BİLİMSEL VERİLERİ KABUL ETMİYORLAR
Paris İklim Anlaşması’nda yer alan bilimsel verileri kabul etmeyen kişiler, şu paylaşımları yaparak her şeyin uluslararası bir komplo olduğunu iddia ediyorlar:
“Köleliğe koşuyoruz. Fabrikalarla zengin olup pisliklerinin bedelini bize ödetecekler. Aşı ile özgürlüğümüzü aldılar, şimdi sıra soframızdaki ekmeğe geldi. Paris İklim Anlaşması’na hayır!”
“Fabrikalarınız havayı kirletiyor, üretmeyin. Hayvanlarınız karbon salgılıyor, yaşatmayın. İnsanlar doğayı kirletiyor, dışarı çıkartmayın. İstikrarınız bozulsun, bize mecbur kalın diyecekler... Bu anlaşma, ülkemizi esarete mahkûm etmeye hazırlıktır.”

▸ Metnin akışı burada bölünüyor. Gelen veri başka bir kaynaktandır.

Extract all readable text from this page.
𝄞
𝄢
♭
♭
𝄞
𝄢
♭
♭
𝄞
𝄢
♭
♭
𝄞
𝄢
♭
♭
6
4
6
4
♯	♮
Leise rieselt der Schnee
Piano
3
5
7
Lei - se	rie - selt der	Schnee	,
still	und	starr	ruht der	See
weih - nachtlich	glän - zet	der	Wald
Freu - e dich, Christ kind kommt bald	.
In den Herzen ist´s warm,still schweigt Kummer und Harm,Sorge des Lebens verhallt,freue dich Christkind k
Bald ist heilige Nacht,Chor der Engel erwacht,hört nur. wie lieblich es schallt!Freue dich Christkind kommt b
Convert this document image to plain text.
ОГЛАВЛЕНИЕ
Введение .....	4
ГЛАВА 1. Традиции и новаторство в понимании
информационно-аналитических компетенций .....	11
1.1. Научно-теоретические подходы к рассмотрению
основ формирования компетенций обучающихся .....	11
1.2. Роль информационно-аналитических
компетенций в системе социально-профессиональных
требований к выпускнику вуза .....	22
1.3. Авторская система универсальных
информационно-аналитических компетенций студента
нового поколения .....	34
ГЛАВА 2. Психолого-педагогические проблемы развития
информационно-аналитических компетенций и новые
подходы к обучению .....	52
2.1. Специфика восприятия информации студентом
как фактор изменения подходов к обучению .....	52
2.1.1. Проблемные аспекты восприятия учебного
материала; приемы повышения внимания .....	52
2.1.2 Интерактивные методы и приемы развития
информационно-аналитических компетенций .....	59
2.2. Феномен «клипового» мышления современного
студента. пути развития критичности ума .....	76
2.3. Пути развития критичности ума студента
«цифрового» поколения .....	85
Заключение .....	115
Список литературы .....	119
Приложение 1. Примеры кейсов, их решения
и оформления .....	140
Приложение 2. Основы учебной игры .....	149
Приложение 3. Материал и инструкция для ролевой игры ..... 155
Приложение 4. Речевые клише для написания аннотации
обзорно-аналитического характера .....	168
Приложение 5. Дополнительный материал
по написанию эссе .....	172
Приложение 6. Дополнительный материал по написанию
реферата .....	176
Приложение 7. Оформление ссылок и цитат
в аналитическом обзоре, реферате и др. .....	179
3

“Virüs var dediler, aşı ile sömürdüler. İklim krizi var diyorlar, geçim kaynaklarımızı yok ederek sömürecekler. Birileri koltuğunda rahat otursun diye ne ülkemizin sömürülmesine izin veririz. Ne de milletimizi küresel kan emicilerin kölesi yaparız.”
Ancak elbette aşı karşıtlarının iddiaları bilimsel verilerle çürütüldüğü gibi Paris İklim Anlaşması’na karşı çıkan kişilerin tezleri de bilimsel verilerle çürütülüyor. Bilim insanları dünyadaki sera gazı emisyonunun dünya yerküresinin sıcaklığını artırdığını ve bunun da küresel iklim krizine sebep olduğunu anlatırken sosyal medyada yüzlerce kişi bu bilimsel verileri paylaşıyor.